Je mets à part Françoise Ascal, qui limite volontairement son propos à rapprocher avec émotion la scène insoutenable de la mort de la grand-mère dans la Recherche de ce qu’elle-même a vécu ; Sylvie-E. Saliceti dont l’interprétation talmudique de Proust, en gageure contre toute évidence, contre l’effacement par lui-même de sa demi-judéité (Bloch rejeté dans le caricatural) et une part de sa célébrité qui en découle, a le mérite de faire pendant à l’ignoble « du franco-yiddish absolument hors de toute tradition française » de Céline que cite Lionel Bourg pour situer le contexte tragique de l’œuvre ; et surtout Jean-Jacques Salgon, authentique proustien qui seul ici a le courage d’avouer ne pas aimer La Prisonnière ni Albertine disparue, ces deux « lâchetés en retard » écrites après Le Temps retrouvé et dont s’est bien gardé Rimbaud. – Trop de contributeurs (ils ne méritent pas le nom d’auteur et je ne les énumèrerai pas) affichent une objectivité lointaine et rugueuse qui est exactement la manière dont il ne faut pas lire Proust ; aucune intériorité, aucune introspection ne répondant à la sienne, ils sont passés complètement à côté.   

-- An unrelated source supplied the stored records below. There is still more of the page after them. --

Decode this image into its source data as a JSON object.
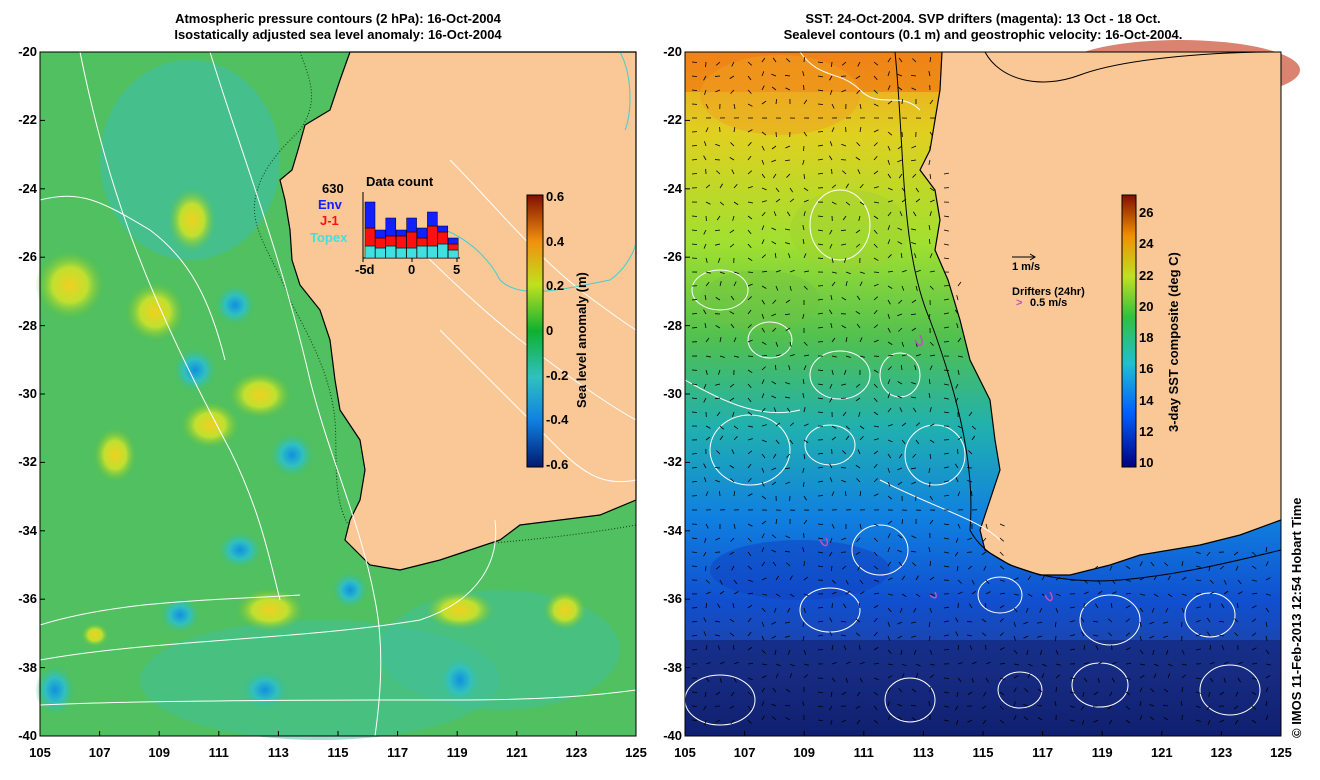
{
  "left_panel": {
    "title_line1": "Atmospheric pressure contours (2 hPa): 16-Oct-2004",
    "title_line2": "Isostatically adjusted sea level anomaly: 16-Oct-2004",
    "colorbar_label": "Sea level anomaly (m)",
    "colorbar_ticks": [
      "0.6",
      "0.4",
      "0.2",
      "0",
      "-0.2",
      "-0.4",
      "-0.6"
    ],
    "inset": {
      "title": "Data count",
      "count": "630",
      "legend": [
        "Env",
        "J-1",
        "Topex"
      ],
      "x_ticks": [
        "-5d",
        "0",
        "5"
      ]
    }
  },
  "right_panel": {
    "title_line1": "SST: 24-Oct-2004. SVP drifters (magenta): 13 Oct - 18 Oct.",
    "title_line2": "Sealevel contours (0.1 m) and geostrophic velocity: 16-Oct-2004.",
    "colorbar_label": "3-day SST composite (deg C)",
    "colorbar_ticks": [
      "26",
      "24",
      "22",
      "20",
      "18",
      "16",
      "14",
      "12",
      "10"
    ],
    "velocity_scale": "1 m/s",
    "drifters_label": "Drifters (24hr)",
    "drifters_scale": "0.5 m/s"
  },
  "y_ticks": [
    "-20",
    "-22",
    "-24",
    "-26",
    "-28",
    "-30",
    "-32",
    "-34",
    "-36",
    "-38",
    "-40"
  ],
  "x_ticks": [
    "105",
    "107",
    "109",
    "111",
    "113",
    "115",
    "117",
    "119",
    "121",
    "123",
    "125"
  ],
  "credit": "© IMOS 11-Feb-2013 12:54 Hobart Time",
  "colors": {
    "land": "#f9c896",
    "coast": "#000000",
    "contour": "#ffffff",
    "drifter": "#c050c0"
  }
}
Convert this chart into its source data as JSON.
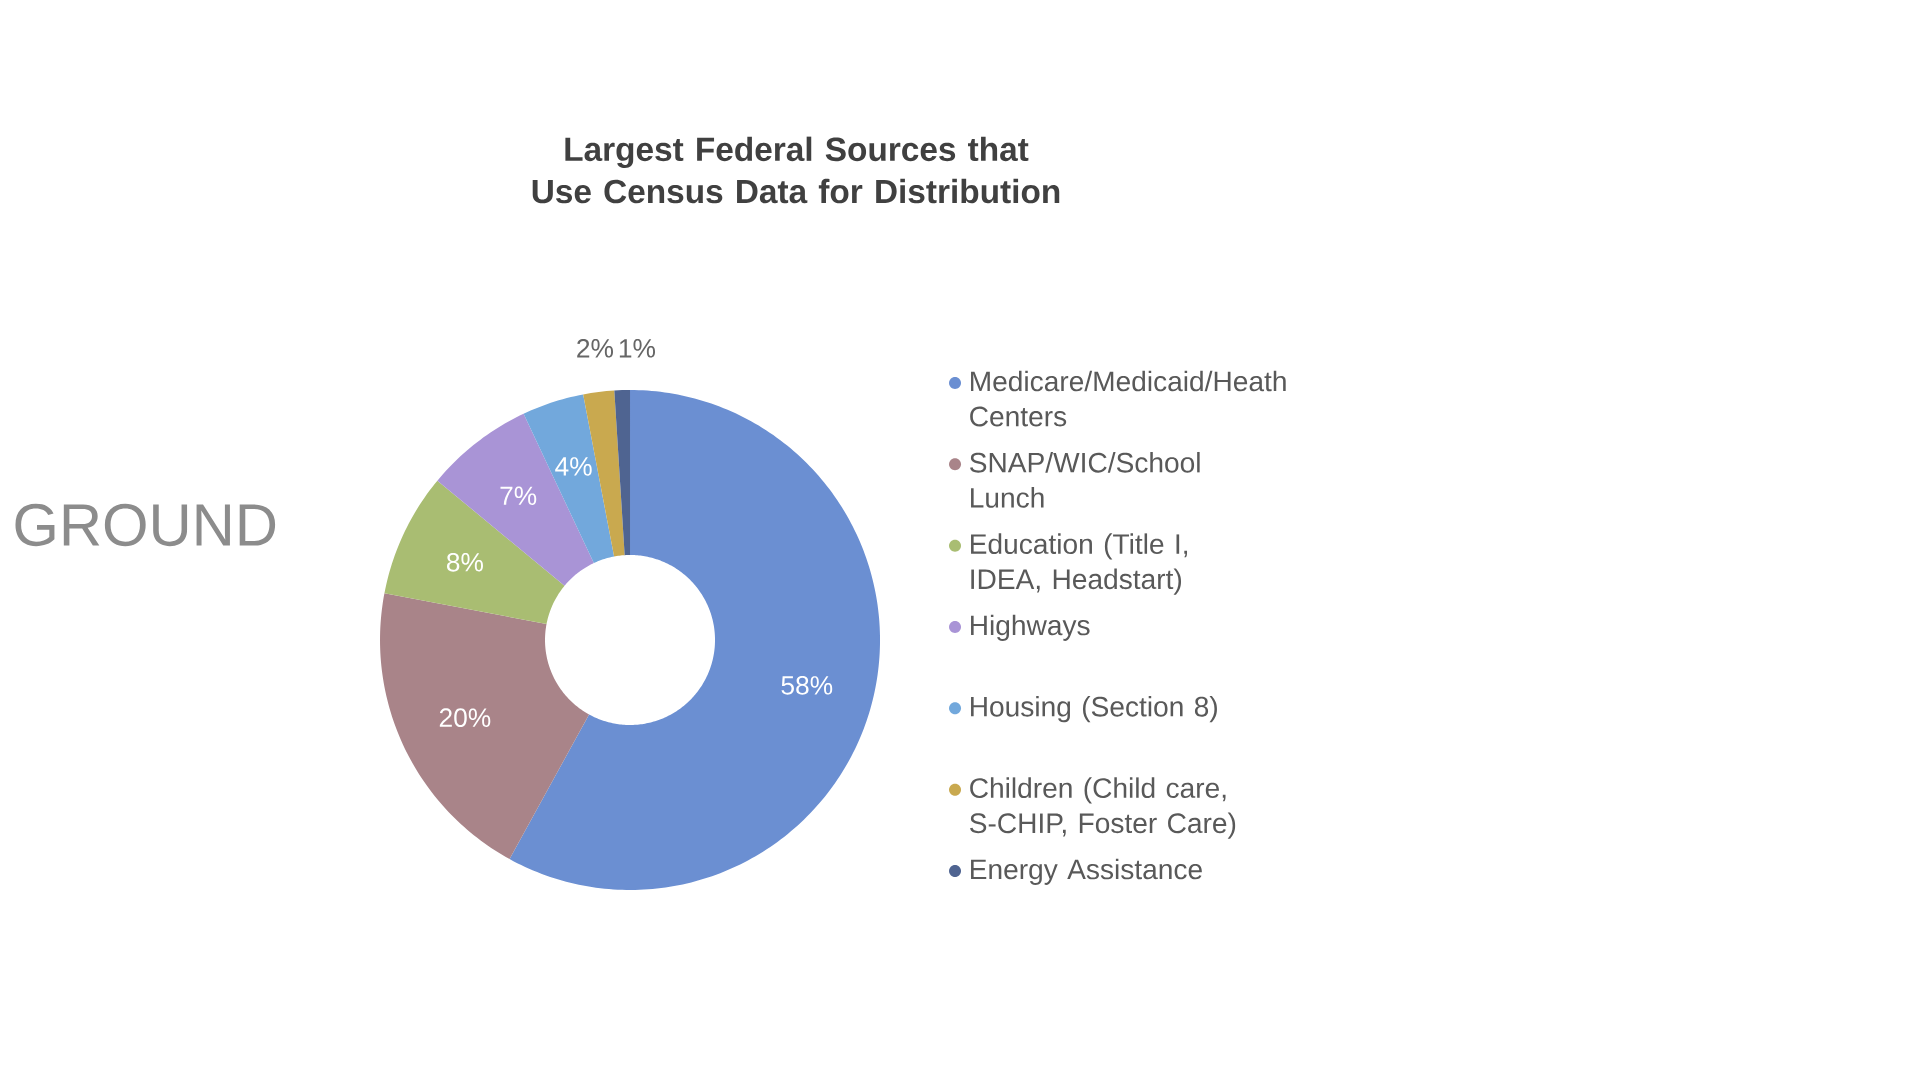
{
  "chart_data": {
    "type": "donut",
    "title": "Largest Federal Sources that Use Census Data for Distribution",
    "categories": [
      "Medicare/Medicaid/Heath Centers",
      "SNAP/WIC/School Lunch",
      "Education (Title I, IDEA, Headstart)",
      "Highways",
      "Housing (Section 8)",
      "Children (Child care, S-CHIP, Foster Care)",
      "Energy Assistance"
    ],
    "values": [
      58,
      20,
      8,
      7,
      4,
      2,
      1
    ],
    "colors": [
      "#6b8fd2",
      "#a98489",
      "#a9bd72",
      "#a994d6",
      "#72a8dc",
      "#c9a94f",
      "#4f6491"
    ],
    "value_labels": [
      "58%",
      "20%",
      "8%",
      "7%",
      "4%",
      "2%",
      "1%"
    ],
    "legend": "right",
    "annotations": [
      "GROUND"
    ]
  }
}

Du rêve : « tous ces mystères [de la vie et de la mort] que nous croyons ne pas connaître et auxquels nous sommes en réalité initiés presque toutes les nuits » : Proust est un génie, ce djinn d’abysses fugaces que n’est pas Freud, son contemporain. Mais Freud éclaire notre temps et nos rêves, même si c’est d’une lumière faussée. Proust, mort d’asthme, de problèmes pulmonaires et de mauvaises médications, lisait-il personnellement en lui-même ? Personne ici ne pose la question.